Academic staff in universities across the UK observed a three-day strike demanding fair pay and pay equality. They also demanded a reduction in workload and an end to casualization and protested the detrimental changes brought to the pension scheme over the years. The University and Colleges Union (UCU) gave the call for the strike between December 1-3 which saw the participation of academic staff of around 58 universities. Progressive political parties and student/youth groups like the National Union of Students and Young Communist League (YCL-Britain), as well as trade unions, expressed solidarity with the strike.
According to reports, university workers have suffered salary cuts as high as 20%. Despite contributing thousands of pounds per year for pensions under the Universities Superannuation Scheme (USS), the workers are likely to lose tens of thousands of pounds in retirement benefits because of a series of changes made to the USS since 2011. As of now, several other benefits also stand slashed by a third.
The workload of academic staff has increased during the COVID-19 pandemic. A large section of them are unable to avail loans and several benefits on account of being contract workers. These workers are concerned about the future of their employment.
As part of the strike, the staff organized pickets, demonstrations and other gatherings in universities. Students of University of Manchester and YCL-Britain activists occupied the Samuel Alexander building in solidarity with the staff strike.

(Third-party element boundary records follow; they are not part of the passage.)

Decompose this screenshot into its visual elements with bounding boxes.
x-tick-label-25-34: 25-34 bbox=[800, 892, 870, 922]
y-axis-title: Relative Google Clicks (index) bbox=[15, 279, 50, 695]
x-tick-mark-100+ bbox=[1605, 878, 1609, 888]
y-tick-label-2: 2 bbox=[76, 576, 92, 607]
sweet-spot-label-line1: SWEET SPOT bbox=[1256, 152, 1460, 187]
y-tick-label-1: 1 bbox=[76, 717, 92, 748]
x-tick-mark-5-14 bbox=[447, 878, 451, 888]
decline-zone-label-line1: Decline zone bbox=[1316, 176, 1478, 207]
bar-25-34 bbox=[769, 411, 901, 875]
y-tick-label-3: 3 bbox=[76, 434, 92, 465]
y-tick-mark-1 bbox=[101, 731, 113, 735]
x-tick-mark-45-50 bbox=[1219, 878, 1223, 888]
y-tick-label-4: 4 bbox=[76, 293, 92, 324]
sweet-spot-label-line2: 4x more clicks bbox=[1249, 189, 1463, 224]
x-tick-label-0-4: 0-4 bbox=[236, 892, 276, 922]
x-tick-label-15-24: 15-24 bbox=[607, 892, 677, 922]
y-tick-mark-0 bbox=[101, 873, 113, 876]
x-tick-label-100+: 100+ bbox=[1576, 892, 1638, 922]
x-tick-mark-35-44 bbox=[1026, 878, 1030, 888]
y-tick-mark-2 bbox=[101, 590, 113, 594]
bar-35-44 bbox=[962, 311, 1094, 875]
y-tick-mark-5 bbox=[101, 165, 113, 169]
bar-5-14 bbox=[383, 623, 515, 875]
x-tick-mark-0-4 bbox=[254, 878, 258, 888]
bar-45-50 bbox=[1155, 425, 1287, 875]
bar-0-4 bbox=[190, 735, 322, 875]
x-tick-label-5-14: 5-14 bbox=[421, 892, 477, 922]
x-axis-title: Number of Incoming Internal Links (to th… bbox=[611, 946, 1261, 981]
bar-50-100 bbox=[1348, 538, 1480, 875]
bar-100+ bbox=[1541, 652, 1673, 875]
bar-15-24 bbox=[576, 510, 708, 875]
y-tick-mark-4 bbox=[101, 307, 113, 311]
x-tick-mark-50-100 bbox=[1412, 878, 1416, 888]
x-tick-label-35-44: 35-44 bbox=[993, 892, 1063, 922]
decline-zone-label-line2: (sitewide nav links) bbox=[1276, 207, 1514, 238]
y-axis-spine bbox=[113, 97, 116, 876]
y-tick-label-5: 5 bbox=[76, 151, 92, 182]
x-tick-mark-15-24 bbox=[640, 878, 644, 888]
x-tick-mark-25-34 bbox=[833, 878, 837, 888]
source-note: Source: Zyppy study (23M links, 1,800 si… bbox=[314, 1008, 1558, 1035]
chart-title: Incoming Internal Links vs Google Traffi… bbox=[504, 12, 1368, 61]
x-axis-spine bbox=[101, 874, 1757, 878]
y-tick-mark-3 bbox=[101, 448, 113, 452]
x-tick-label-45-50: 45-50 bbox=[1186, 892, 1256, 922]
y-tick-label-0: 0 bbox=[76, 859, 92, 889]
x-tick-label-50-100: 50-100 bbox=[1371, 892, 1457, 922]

The UCU has also demanded an end to gender, race and disability pay gaps, which currently stand at 15%, 17% and 9%, respectively. The union has demanded the withdrawal of pension cuts and called for a pay increase of £2,500 (USD 3,307.50).

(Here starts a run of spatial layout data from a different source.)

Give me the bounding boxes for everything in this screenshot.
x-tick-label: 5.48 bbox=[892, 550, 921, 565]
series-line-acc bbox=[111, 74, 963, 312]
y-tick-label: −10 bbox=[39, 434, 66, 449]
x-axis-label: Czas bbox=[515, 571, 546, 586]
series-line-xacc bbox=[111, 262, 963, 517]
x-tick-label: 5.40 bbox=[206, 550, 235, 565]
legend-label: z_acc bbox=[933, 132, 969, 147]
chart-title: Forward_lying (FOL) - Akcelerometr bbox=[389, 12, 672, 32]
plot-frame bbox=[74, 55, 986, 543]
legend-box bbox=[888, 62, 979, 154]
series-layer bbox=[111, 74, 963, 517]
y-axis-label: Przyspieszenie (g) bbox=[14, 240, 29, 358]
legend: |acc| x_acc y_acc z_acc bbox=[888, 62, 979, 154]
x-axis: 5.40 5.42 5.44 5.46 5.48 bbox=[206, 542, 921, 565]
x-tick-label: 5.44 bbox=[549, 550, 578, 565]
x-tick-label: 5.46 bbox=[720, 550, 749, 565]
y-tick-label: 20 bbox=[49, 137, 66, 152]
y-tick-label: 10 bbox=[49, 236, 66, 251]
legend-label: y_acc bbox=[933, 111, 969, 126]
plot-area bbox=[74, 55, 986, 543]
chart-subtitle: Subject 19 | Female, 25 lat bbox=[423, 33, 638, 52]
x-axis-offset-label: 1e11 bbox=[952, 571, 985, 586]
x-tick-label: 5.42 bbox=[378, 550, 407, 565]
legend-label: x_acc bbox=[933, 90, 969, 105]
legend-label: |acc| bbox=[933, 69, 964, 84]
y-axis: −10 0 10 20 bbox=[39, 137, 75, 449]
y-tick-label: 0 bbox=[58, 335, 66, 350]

UCU general secretary Jo Grady said that “It is deeply regrettable that staff have been forced into taking industrial action again, but sadly university bosses have shown little interest in negotiating in good faith and addressing the serious concerns of staff over falling pay, massive pension cuts, equality pay gaps and the rampant use of insecure contracts.”
“The truth is that staff are asking for the bare minimum in a sector awash with money. But sadly, the only time vice chancellors seem to listen is when staff take action, and those leading our universities should not underestimate their determination to change this sector for the better,” Grady added.